Verschlüsselung: Windows-Verschlüsselung Bitlocker trotz TPM-Schutz umgangen
Der Sicherheitsfirma Dolos Group ist es gelungen, über einen verschlüsselten Laptop eines Angestellten ins Firmennetzwerk gelangen. Hierzu musste sie in einem ersten Schritt die Windows-Verschlüsselung Bitlocker umgehen. Das gelang über das physische Abfangen des Schlüssels, der in einem TPM-Sicherheitschip hinterlegt war.
Der Lenovo-Laptop war mit den Standard-Sicherheitsmaßnahmen des geprüften Unternehmens ausgerüstet, dazu gehörten passwortgeschützte Bios-Einstellungen sowie eine TPM-gesicherte Bitlocker-Verschlüsselung. Im Bios waren Angriffsvektoren wie das Auslesen des Arbeitsspeichers per DMA (Direct Memory Access) durch die VT-d-Bios-Einstellung blockiert. Auch Secureboot war aktiviert sowie die Boot-Reihenfolge gesperrt.
"Da nichts anderes funktionierte, war der letzte Punkt, TPM-gesichertes Bitlocker, unser Weg ins System," schreibt die Sicherheitsfirma. Dabei stellten sie fest, dass der Laptop trotz Verschlüsselung in den Windows-10-Anmeldebildschirm bootet. Das bedeutet, dass der Verschlüsselungskey direkt von dem TPM abgerufen wird - ohne Passwortschutz. Das sei die Standardeinstellung für Bitlocker, heißt es in dem Blogbeitrag der Dolos Group(öffnet im neuen Fenster) .
In unter 30 Minuten lässt sich der Verschlüsselungskey abgreifen
Um sich gegen "Angreifer mit Geschick und langwierigem physischen Zugang" zu schützen, empfiehlt Microsoft(öffnet im neuen Fenster) , eine PIN zu setzen. Doch ein solch langwieriger Angriff sei in weniger als 30 Minuten ohne zu löten und mit relativ billiger Hardware zu schaffen - sofern keine PIN gesetzt wurde, wie die Dolos Group zeige. Dazu müsse der Laptop aufgeschraubt und der Key für die Verschlüsselung auf dem Weg zwischen TPM und Prozessor abgefangen werden - ein sogenannter Evil-Maid-Angriff.
Das sei möglich, da "Bitlocker keine verschlüsselten Kommunikationsfunktionen des TPM 2.0-Standards" nutze. Entsprechend werde der Verschlüsselungskey unverschlüsselt über den SPI-Bus gesendet und könne beispielsweise an den Kontakten des TPMs abgefangen werden.

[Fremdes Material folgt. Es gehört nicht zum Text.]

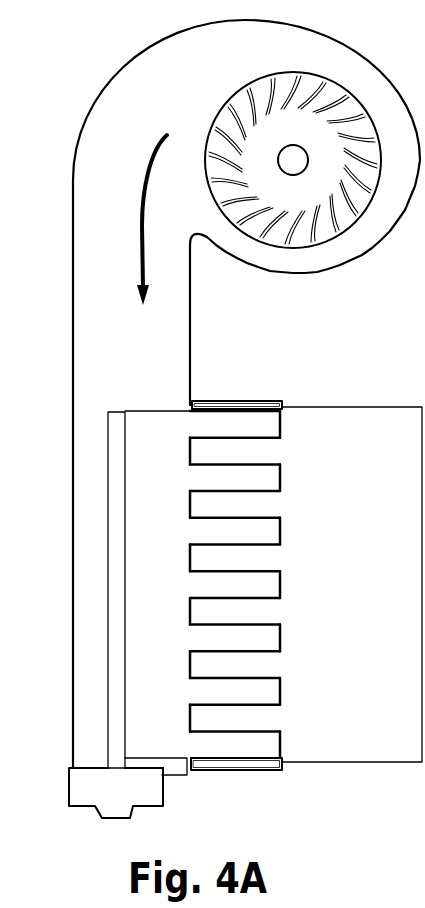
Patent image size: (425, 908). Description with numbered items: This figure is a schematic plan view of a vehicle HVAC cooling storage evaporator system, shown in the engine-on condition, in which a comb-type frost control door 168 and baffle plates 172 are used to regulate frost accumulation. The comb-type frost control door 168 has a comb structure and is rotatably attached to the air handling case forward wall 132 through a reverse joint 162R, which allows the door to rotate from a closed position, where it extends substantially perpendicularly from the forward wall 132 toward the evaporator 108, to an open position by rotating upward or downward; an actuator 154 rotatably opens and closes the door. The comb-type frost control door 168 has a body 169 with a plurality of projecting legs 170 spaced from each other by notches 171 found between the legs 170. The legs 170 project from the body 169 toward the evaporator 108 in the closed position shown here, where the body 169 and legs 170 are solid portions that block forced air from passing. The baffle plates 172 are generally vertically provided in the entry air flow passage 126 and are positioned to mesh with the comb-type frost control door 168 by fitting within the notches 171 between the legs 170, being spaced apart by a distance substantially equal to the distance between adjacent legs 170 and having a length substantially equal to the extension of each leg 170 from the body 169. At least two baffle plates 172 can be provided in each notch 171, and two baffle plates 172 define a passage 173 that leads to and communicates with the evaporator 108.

The case forward wall 132 is at (73, 317).
The comb-type frost control door 168 is at (168, 388).
The entry air flow passage 126 is at (275, 368).
The evaporator 108 is at (378, 795).
The reverse joint 162R is at (115, 442).
The body 169 is at (148, 468).
The projecting legs 170 is at (210, 583).
The notches 171 is at (187, 720).
The baffle plates 172 is at (258, 517).
The passage 173 is at (262, 475).
The actuator 154 is at (115, 792).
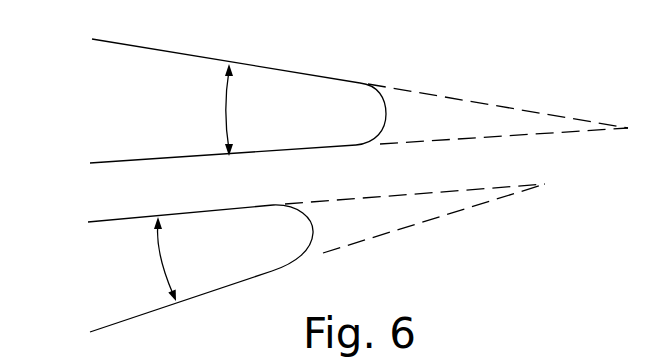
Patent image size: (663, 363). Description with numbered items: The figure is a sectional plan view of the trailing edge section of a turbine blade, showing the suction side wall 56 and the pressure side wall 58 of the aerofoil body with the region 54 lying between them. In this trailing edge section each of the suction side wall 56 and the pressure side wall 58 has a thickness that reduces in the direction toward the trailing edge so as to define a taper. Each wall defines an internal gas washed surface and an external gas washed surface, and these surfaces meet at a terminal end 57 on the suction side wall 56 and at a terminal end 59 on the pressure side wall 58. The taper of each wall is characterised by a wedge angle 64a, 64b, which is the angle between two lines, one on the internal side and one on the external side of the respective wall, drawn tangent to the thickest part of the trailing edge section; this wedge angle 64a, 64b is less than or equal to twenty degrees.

The suction side wall 56 is at (150, 124).
The flow passage 54 is at (170, 199).
The pressure side wall 58 is at (125, 291).
The terminal end 57 is at (396, 111).
The terminal end 59 is at (325, 233).
The wedge angle 64a is at (226, 97).
The wedge angle 64b is at (163, 251).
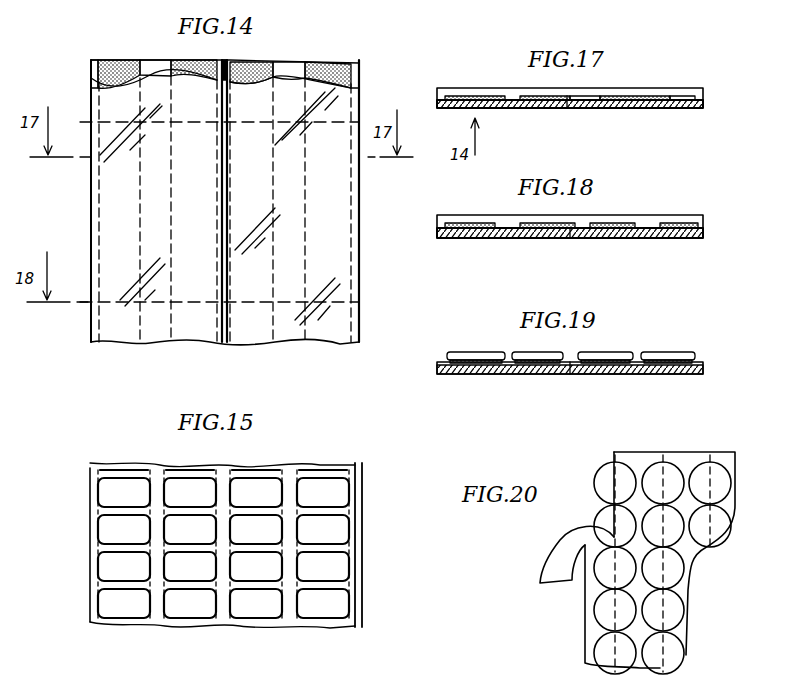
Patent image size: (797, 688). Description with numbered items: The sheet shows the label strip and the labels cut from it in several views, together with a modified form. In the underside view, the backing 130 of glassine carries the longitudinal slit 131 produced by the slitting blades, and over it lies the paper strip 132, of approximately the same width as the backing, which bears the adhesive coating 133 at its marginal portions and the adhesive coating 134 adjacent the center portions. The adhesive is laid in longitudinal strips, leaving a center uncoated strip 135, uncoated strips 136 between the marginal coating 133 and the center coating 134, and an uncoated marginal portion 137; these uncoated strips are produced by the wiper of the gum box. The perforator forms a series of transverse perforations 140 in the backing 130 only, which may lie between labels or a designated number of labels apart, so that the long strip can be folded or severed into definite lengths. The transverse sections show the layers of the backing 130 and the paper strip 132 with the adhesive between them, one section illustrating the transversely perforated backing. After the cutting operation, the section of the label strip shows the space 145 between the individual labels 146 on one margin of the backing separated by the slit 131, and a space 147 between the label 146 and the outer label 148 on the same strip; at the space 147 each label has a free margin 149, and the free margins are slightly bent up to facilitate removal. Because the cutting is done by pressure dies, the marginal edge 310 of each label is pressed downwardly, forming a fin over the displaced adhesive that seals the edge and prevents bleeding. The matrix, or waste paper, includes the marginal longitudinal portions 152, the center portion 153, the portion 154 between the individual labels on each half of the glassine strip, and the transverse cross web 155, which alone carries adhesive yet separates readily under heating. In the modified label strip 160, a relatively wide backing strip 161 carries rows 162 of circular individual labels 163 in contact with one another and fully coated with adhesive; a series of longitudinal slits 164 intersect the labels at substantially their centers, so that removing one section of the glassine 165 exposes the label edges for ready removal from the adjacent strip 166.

In FIG. 14, the backing 130 is at (97, 183).
In FIG. 17, the backing 130 is at (697, 108).
In FIG. 18, the backing 130 is at (458, 239).
In FIG. 19, the backing 130 is at (470, 370).
In FIG. 14, the longitudinal slit 131 is at (226, 325).
In FIG. 17, the longitudinal slit 131 is at (568, 106).
In FIG. 18, the longitudinal slit 131 is at (571, 239).
In FIG. 19, the longitudinal slit 131 is at (571, 374).
In FIG. 14, the paper strip 132 is at (160, 60).
In FIG. 17, the paper strip 132 is at (467, 97).
In FIG. 18, the paper strip 132 is at (448, 216).
In FIG. 14, the adhesive coating 133 is at (100, 62).
In FIG. 17, the adhesive coating 133 is at (683, 97).
In FIG. 14, the adhesive coating 134 is at (276, 64).
In FIG. 17, the adhesive coating 134 is at (528, 97).
In FIG. 14, the center uncoated strip 135 is at (232, 64).
In FIG. 17, the center uncoated strip 135 is at (573, 100).
In FIG. 17, the uncoated strip 136 is at (632, 97).
In FIG. 14, the uncoated marginal portion 137 is at (91, 72).
In FIG. 17, the uncoated marginal portion 137 is at (437, 91).
In FIG. 14, the transverse perforations 140 is at (111, 120).
In FIG. 18, the transverse perforations 140 is at (498, 239).
In FIG. 19, the space 145 is at (572, 362).
In FIG. 19, the individual label 146 is at (540, 352).
In FIG. 19, the space 147 is at (497, 354).
In FIG. 19, the outer label 148 is at (455, 352).
In FIG. 19, the free margin 149 is at (636, 358).
In FIG. 19, the marginal edge 310 is at (447, 358).
In FIG. 15, the marginal longitudinal portion 152 is at (95, 590).
In FIG. 15, the center portion 153 is at (222, 612).
In FIG. 15, the portion between individual labels 154 is at (155, 612).
In FIG. 15, the transverse cross web 155 is at (112, 513).
In FIG. 20, the label strip 160 is at (654, 536).
In FIG. 20, the backing strip 161 is at (688, 454).
In FIG. 20, the rows 162 is at (718, 488).
In FIG. 20, the individual label 163 is at (670, 535).
In FIG. 20, the longitudinal slits 164 is at (614, 456).
In FIG. 20, the section of the glassine 165 is at (592, 590).
In FIG. 20, the adjacent strip 166 is at (634, 460).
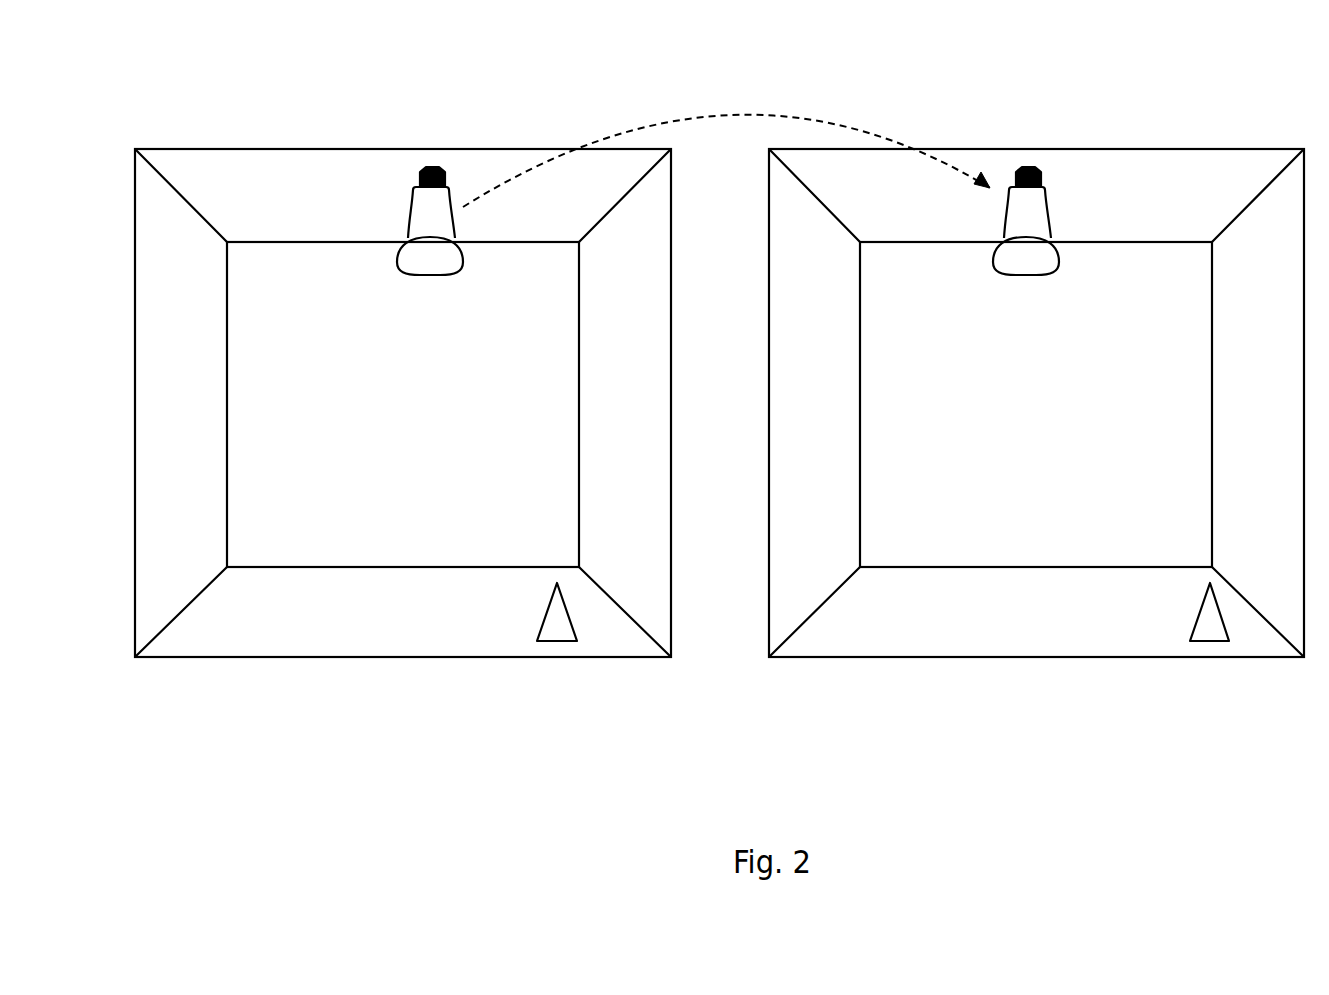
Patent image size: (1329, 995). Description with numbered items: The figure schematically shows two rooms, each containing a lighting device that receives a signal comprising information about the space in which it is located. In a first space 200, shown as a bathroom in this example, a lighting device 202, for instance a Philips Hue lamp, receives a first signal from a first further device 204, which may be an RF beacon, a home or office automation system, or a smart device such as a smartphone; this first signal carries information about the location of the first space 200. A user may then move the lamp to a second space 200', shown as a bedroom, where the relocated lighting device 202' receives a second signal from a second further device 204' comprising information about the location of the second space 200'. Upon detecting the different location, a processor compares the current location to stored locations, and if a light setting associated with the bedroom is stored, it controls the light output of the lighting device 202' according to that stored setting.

The first space 200 is at (403, 353).
The second space 200' is at (1036, 353).
The lighting device 202 is at (378, 221).
The lighting device 202' is at (1084, 221).
The first further device 204 is at (503, 612).
The second further device 204' is at (1154, 612).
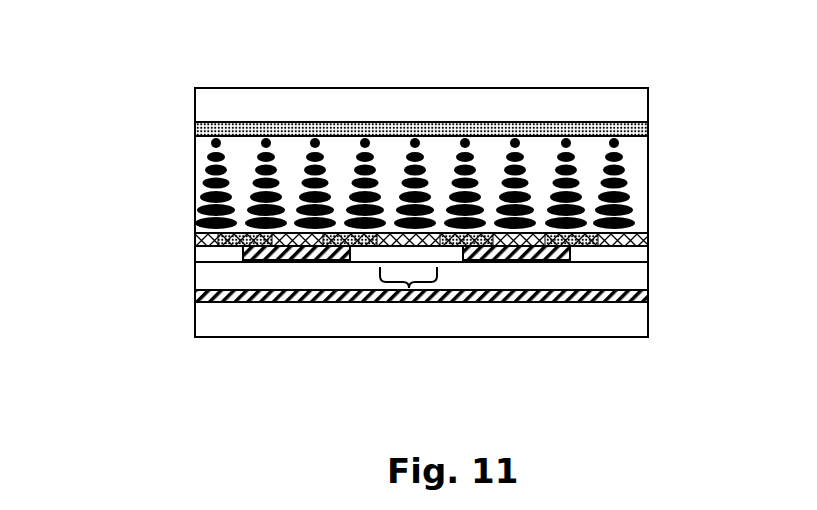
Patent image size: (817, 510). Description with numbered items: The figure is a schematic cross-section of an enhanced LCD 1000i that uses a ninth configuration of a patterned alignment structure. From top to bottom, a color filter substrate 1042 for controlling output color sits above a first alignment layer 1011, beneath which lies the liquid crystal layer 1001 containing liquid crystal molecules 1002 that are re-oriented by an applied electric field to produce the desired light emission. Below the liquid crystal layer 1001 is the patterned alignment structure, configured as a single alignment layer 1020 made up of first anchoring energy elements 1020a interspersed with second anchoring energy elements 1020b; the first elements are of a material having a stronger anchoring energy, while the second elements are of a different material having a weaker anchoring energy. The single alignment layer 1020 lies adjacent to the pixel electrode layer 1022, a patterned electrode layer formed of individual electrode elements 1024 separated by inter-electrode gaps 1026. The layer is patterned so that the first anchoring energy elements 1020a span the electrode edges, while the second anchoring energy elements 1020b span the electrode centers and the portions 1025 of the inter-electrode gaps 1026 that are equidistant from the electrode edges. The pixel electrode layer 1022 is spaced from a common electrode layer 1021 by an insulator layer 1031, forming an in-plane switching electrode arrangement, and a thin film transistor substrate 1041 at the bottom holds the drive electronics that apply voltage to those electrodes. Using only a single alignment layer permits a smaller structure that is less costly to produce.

The enhanced LCD 1000i is at (179, 92).
The color filter substrate 1042 is at (650, 88).
The first alignment layer 1011 is at (650, 123).
The liquid crystal layer 1001 is at (463, 136).
The liquid crystal molecules 1002 is at (567, 175).
The single alignment layer 1020 is at (406, 332).
The first anchoring energy elements 1020a is at (240, 245).
The second anchoring energy elements 1020b is at (533, 240).
The pixel electrode layer 1022 is at (457, 342).
The individual electrode elements 1024 is at (300, 257).
The portions of the inter-electrode gaps 1025 is at (409, 288).
The inter-electrode gaps 1026 is at (372, 257).
The insulator layer 1031 is at (650, 263).
The common electrode layer 1021 is at (650, 291).
The thin film transistor substrate 1041 is at (650, 303).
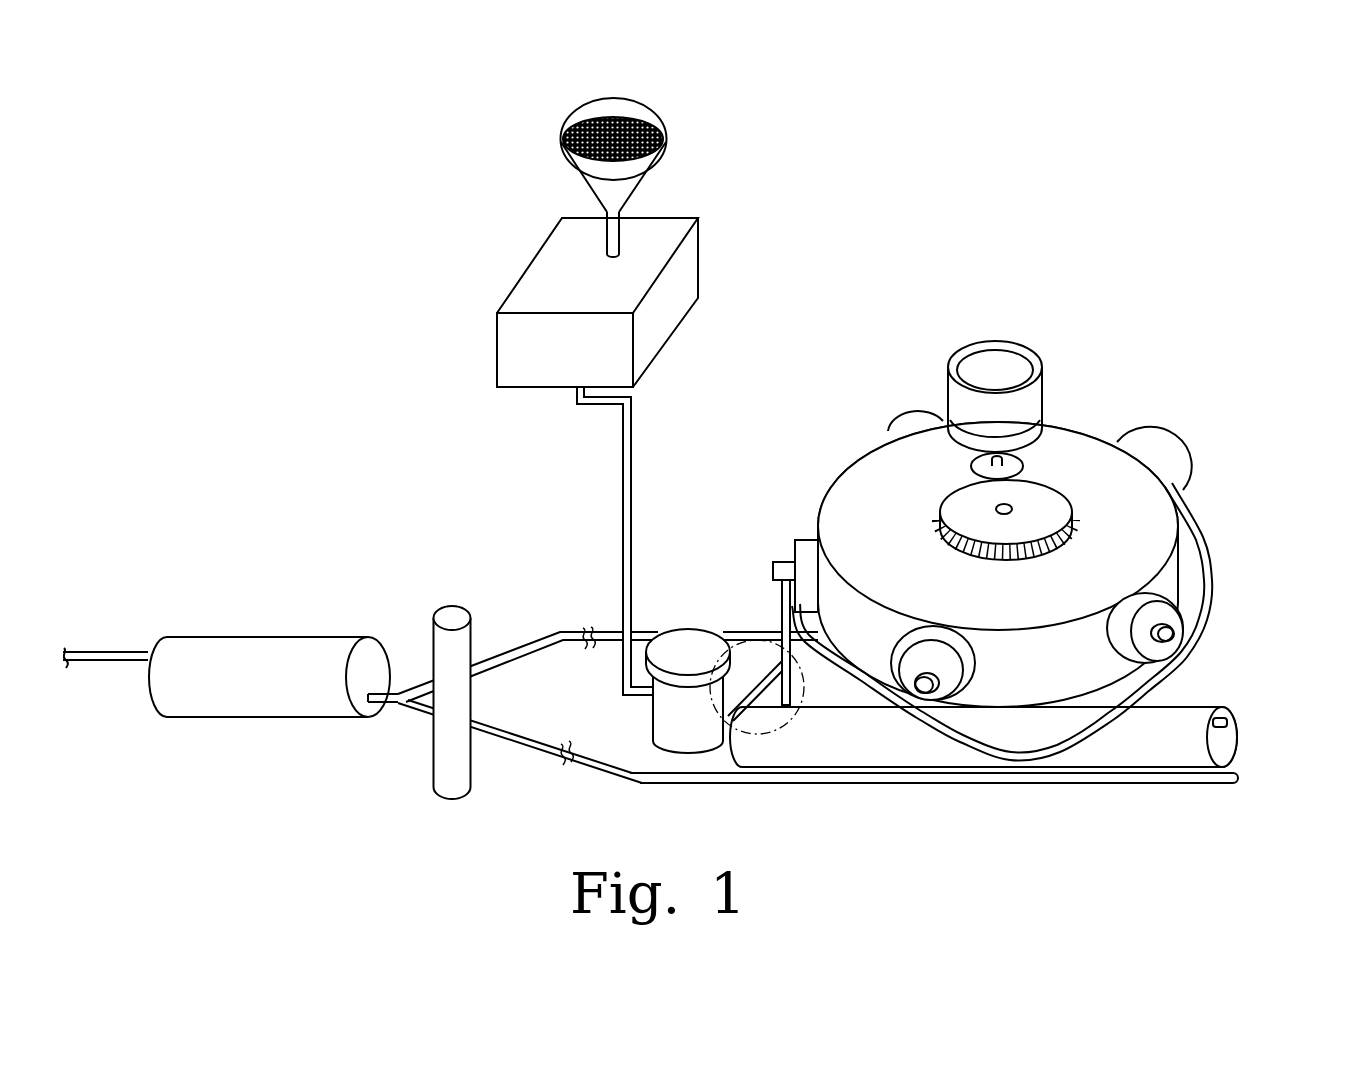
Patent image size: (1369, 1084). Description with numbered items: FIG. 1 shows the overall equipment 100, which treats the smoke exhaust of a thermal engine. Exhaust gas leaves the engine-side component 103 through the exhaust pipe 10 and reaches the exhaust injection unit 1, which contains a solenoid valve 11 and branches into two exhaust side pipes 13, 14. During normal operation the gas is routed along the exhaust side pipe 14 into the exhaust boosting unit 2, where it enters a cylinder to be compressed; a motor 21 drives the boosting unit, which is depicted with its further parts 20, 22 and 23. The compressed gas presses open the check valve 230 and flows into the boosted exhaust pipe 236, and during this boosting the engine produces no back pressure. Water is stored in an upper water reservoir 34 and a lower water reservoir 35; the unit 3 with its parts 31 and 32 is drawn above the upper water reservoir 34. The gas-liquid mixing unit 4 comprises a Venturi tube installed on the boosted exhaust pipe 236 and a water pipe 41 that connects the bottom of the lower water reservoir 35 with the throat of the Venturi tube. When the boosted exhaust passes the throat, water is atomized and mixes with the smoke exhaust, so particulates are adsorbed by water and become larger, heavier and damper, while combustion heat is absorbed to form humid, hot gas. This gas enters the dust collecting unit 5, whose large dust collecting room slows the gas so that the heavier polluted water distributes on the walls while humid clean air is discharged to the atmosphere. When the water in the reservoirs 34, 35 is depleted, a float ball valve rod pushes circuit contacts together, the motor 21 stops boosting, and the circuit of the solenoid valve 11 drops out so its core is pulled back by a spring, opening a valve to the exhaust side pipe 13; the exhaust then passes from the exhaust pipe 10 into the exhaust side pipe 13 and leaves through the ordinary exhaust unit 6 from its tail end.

The polishing system 100 is at (1235, 229).
The exhaust injection unit 1 is at (360, 671).
The exhaust pipe 10 is at (388, 713).
The solenoid valve 11 is at (466, 608).
The exhaust side pipe 13 is at (532, 748).
The exhaust side pipe 14 is at (550, 644).
The storage tank 103 is at (262, 637).
The exhaust boosting unit 2 is at (1036, 504).
The turntable 20 is at (878, 452).
The motor 21 is at (1012, 342).
The coupling 22 is at (1023, 457).
The polishing wheel 23 is at (1073, 510).
The check valve 230 is at (790, 553).
The boosted exhaust pipe 236 is at (757, 560).
The feeding device 3 is at (582, 233).
The funnel 31 is at (667, 150).
The filter screen 32 is at (564, 135).
The upper water reservoir 34 is at (512, 350).
The lower water reservoir 35 is at (680, 733).
The gas-liquid mixing unit 4 is at (764, 661).
The water pipe 41 is at (755, 700).
The dust collecting unit 5 is at (1228, 689).
The ordinary exhaust unit 6 is at (1083, 800).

Allerdings waren die Kontakte so klein, dass die Angestellten der Sicherheitsfirma nach einem einfacheren Weg suchten. Häufig teilen sich mehrere Chips den gleichen SPI-Bus, entsprechend können die Daten auch an den Kontakten eines anderen Chips abgefangen werden. In diesem Fall sei dies an dem CMOS-Chip möglich gewesen, der mit die größten Kontakte auf der Platine habe, heißt es in dem Blogeintrag.
Den Bitlocker-Key am CMOS-Chip abfangen
Mit Klammern an den Kontakten fingen die Forscher eine Menge Daten ab, aus denen sie letztlich den Verschlüsselungskey für Bitlocker herauslesen konnten. Mit diesem war es möglich, die verbaute SSD an einem anderen Rechner zu entschlüsseln und zu mounten. Anschließend konnten sie auf die dort gespeicherten Daten auf der SSD gelangen und beispielsweise die VPN-Konfiguration extrahieren und sich in das Netzwerk der Firma einwählen.
Für den Sicherheitsforscher Matthew Garrett(öffnet im neuen Fenster) ist der Angriff ein Beispiel dafür, dass hardwaregestützte Festplattenverschlüsselung nicht alle Probleme löst. Vielmehr müsse der TPM-gesicherte Schlüssel zusätzlich mit einem Passwort geschützt werden, schreibt Garrett. Zudem wirft er die Frage auf, warum Microsoft den Schlüssel unverschlüsselt übertrage. Zwar schütze ein verschlüsselter Austausch des Keys nicht absolut, er erschwere den Angriff jedoch deutlich.